While ESMA has made a number of amendments to its draft Guidelines in respect of Market Sounding Recipients (MSRs) in the interests of proportionality, there will be some disappointment that there are few substantial changes to the draft Guidelines on delayed disclosure and what amounts to prejudice to the legitimate interests of an issuer that may entitle it to delay disclosure of inside information. ESMA now gives examples of the type of negotiations whose outcome would “likely be jeopardised by immediate public disclosure”, the examples being negotiations related to “mergers, acquisitions, splits and spin-offs, purchases or disposals of major assets or branches of corporate activity, restructurings and reorganisations”. However, ESMA has retained its approach that “impending developments” is too generic to be included in the list of legitimate interests.
ESMA also makes it clear that in all cases the examples provided are indicative and there may be other cases of legitimate interest than the ones included in the Guidelines, while emphasising that it is for issuers to explain that they are in a case where their legitimate interests are likely to be prejudiced by immediate disclosure of inside information and that each situation, including those listed in the Guidelines, should be assessed on a case by case basis. ESMA specifically rejects the view that a CEO’s resignation could be an example of legitimate interest to delay the disclosure until a successor has been appointed (even if the successor’s appointment is imminent) and states that the resignation should be disclosed as soon as possible.

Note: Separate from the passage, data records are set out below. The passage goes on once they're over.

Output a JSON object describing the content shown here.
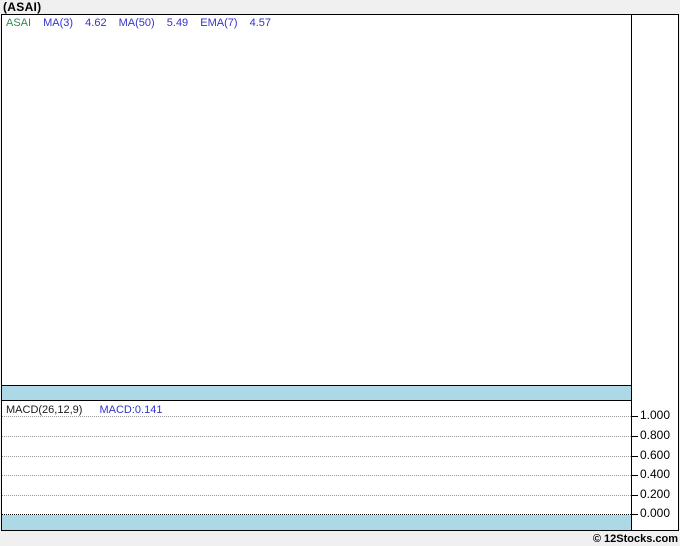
{
  "page": {
    "title": "(ASAI)",
    "footer_credit": "© 12Stocks.com"
  },
  "colors": {
    "page_background": "#f0f0f0",
    "panel_background": "#ffffff",
    "border": "#000000",
    "date_band": "#add8e6",
    "gridline": "#999999",
    "zero_line": "#000000",
    "symbol_green": "#2e8b57",
    "indicator_blue": "#3333cc"
  },
  "main_chart": {
    "legend": {
      "symbol": "ASAI",
      "items": [
        {
          "label": "MA(3)",
          "value": "4.62"
        },
        {
          "label": "MA(50)",
          "value": "5.49"
        },
        {
          "label": "EMA(7)",
          "value": "4.57"
        }
      ]
    }
  },
  "macd_panel": {
    "label": "MACD(26,12,9)",
    "value_label": "MACD:0.141",
    "y_axis": {
      "ticks": [
        "1.000",
        "0.800",
        "0.600",
        "0.400",
        "0.200",
        "0.000"
      ]
    }
  },
  "chart_data": [
    {
      "type": "line",
      "title": "ASAI price panel",
      "legend": [
        "ASAI",
        "MA(3) 4.62",
        "MA(50) 5.49",
        "EMA(7) 4.57"
      ],
      "series": [],
      "grid": false,
      "note": "plot area rendered empty - no price data points visible"
    },
    {
      "type": "line",
      "title": "MACD(26,12,9)",
      "annotations": [
        "MACD:0.141"
      ],
      "series": [],
      "yticks": [
        1.0,
        0.8,
        0.6,
        0.4,
        0.2,
        0.0
      ],
      "ylim": [
        -0.1,
        1.1
      ],
      "grid": true,
      "legend_position": "top-left",
      "note": "gridlines only - no MACD line/histogram points visible"
    }
  ]
}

ESMA has not provided further clarity on the question of when accounting information received from a subsidiary in connection with the preparation of accounts is inside information.
The three circumstances in which ESMA’s Guidelines state that delay in disclosure is likely to mislead the public have not materially changed save that the third (where the inside information is in contrast with the market’s expectations) “where such expectations are based on signals that the issuer has previously sent to the market” has been clarified to include “interviews, roadshows or any other type of communication organised by the issuer or with its approval”.
The FCA’s response to the Guidelines is awaited with interest.